In the dark days of the Second World War the German Luftwaffe sent wave after wave of Focke-Wulf Fw 190 fighters up against the RAF.
Only 28 of those aircraft remain – and one of them has now gone on display at the RAF Museum Cosford.
But the plane is no stranger to museums – it spent more than 20 years suspended from the ceiling of the Imperial War Museum in London.
Clare Carr, RAF Museum Cosford assistant curator, said: “Anything German and World War Two is a rare aircraft, so it’s just wonderful we can have it here in Shropshire. As an aircraft, it was so prolific and so successful during the war, but is now so scarce. To have one here, and one with such a unique history, is so exciting.”
Cosford’s new exhibit is a unique survivor of a German Mistel combination, where a small fighter plane would be mounted on top of a bomber, such as the Junkers Ju 88.
It was used to train pilots in Denmark, where it was surrendered in Denmark in May 1945, and then flown to Germany, still joined to the Junkers.
In Germany it was split from the bomber and both were due to be transported to Britain for examination. But the Ju 88 half never reached the UK, and it is assumed it was scrapped.
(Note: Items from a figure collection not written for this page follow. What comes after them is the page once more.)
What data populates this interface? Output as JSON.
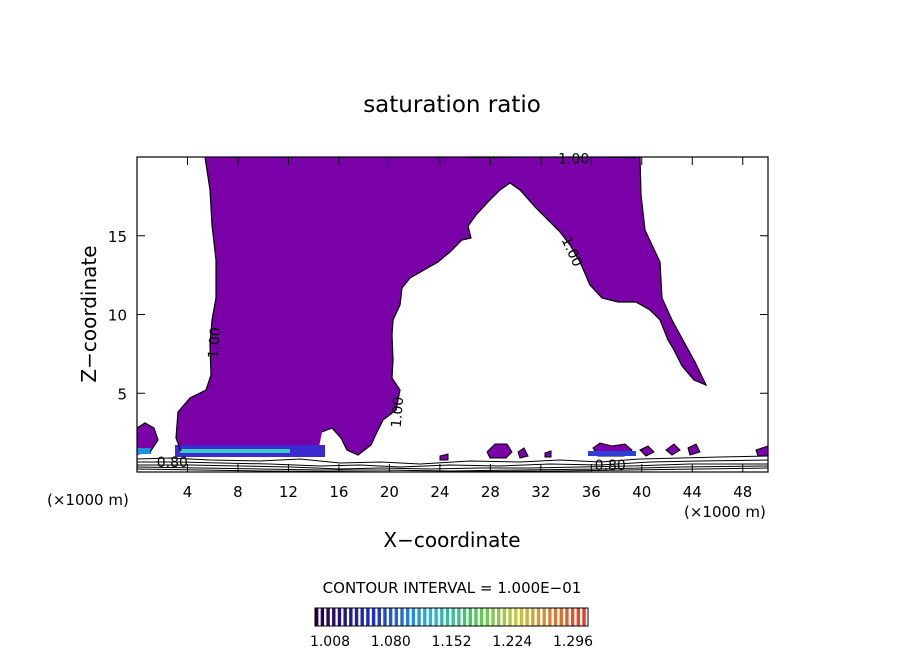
{
  "chart_data": {
    "type": "heatmap",
    "title": "saturation ratio",
    "xlabel": "X−coordinate",
    "ylabel": "Z−coordinate",
    "x_unit_left": "(×1000 m)",
    "x_unit_right": "(×1000 m)",
    "xlim": [
      0,
      50
    ],
    "ylim": [
      0,
      20
    ],
    "x_ticks": [
      4,
      8,
      12,
      16,
      20,
      24,
      28,
      32,
      36,
      40,
      44,
      48
    ],
    "x_tick_labels": [
      "4",
      "8",
      "12",
      "16",
      "20",
      "24",
      "28",
      "32",
      "36",
      "40",
      "44",
      "48"
    ],
    "y_ticks": [
      5,
      10,
      15
    ],
    "y_tick_labels": [
      "5",
      "10",
      "15"
    ],
    "contour_interval": "CONTOUR INTERVAL = 1.000E−01",
    "contour_labels": [
      {
        "text": "1.00",
        "x": 34.6,
        "y": 19.9,
        "rotate": 0
      },
      {
        "text": "1.00",
        "x": 34.5,
        "y": 14.0,
        "rotate": 65
      },
      {
        "text": "1.00",
        "x": 6.1,
        "y": 8.2,
        "rotate": -85
      },
      {
        "text": "1.00",
        "x": 20.6,
        "y": 3.8,
        "rotate": -85
      },
      {
        "text": "0.80",
        "x": 2.8,
        "y": 0.65,
        "rotate": 0
      },
      {
        "text": "0.80",
        "x": 37.5,
        "y": 0.45,
        "rotate": 0
      }
    ],
    "colorbar": {
      "tick_labels": [
        "1.008",
        "1.080",
        "1.152",
        "1.224",
        "1.296"
      ],
      "min": 1.008,
      "max": 1.296
    },
    "colors": {
      "fill": "#7a00a8",
      "contour": "#000000"
    }
  }
}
Ms Carr added: “It has been displayed in the Imperial War Museum for many years and during their redevelopment it has been brought to our conservation area here in Cosford, but the opportunity for us to have it on display was so great we made room for it.
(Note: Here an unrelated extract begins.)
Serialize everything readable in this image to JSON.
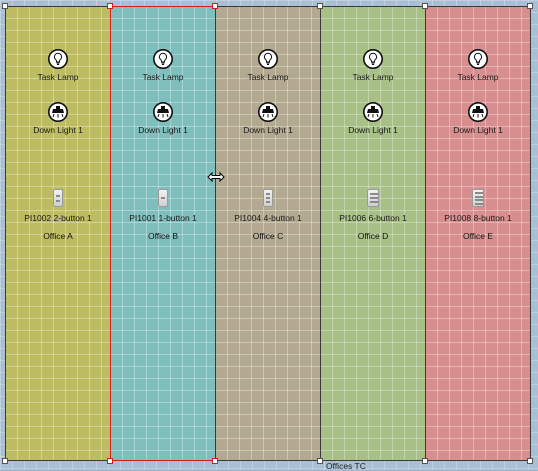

The aircraft spent several years on display at RAF Cranwell before a short period in storage at RAF Biggin Hill. In 1986 it went on loan to Imperial War Museum Duxford where it was given corrosion treatment and had its paint restored.
Four years later, it was moved to Imperial War Museum South Lambeth where it remained until last December when it came to Cosford for some maintenance, before finally going on show on Monday where it is now set to be a permanent display.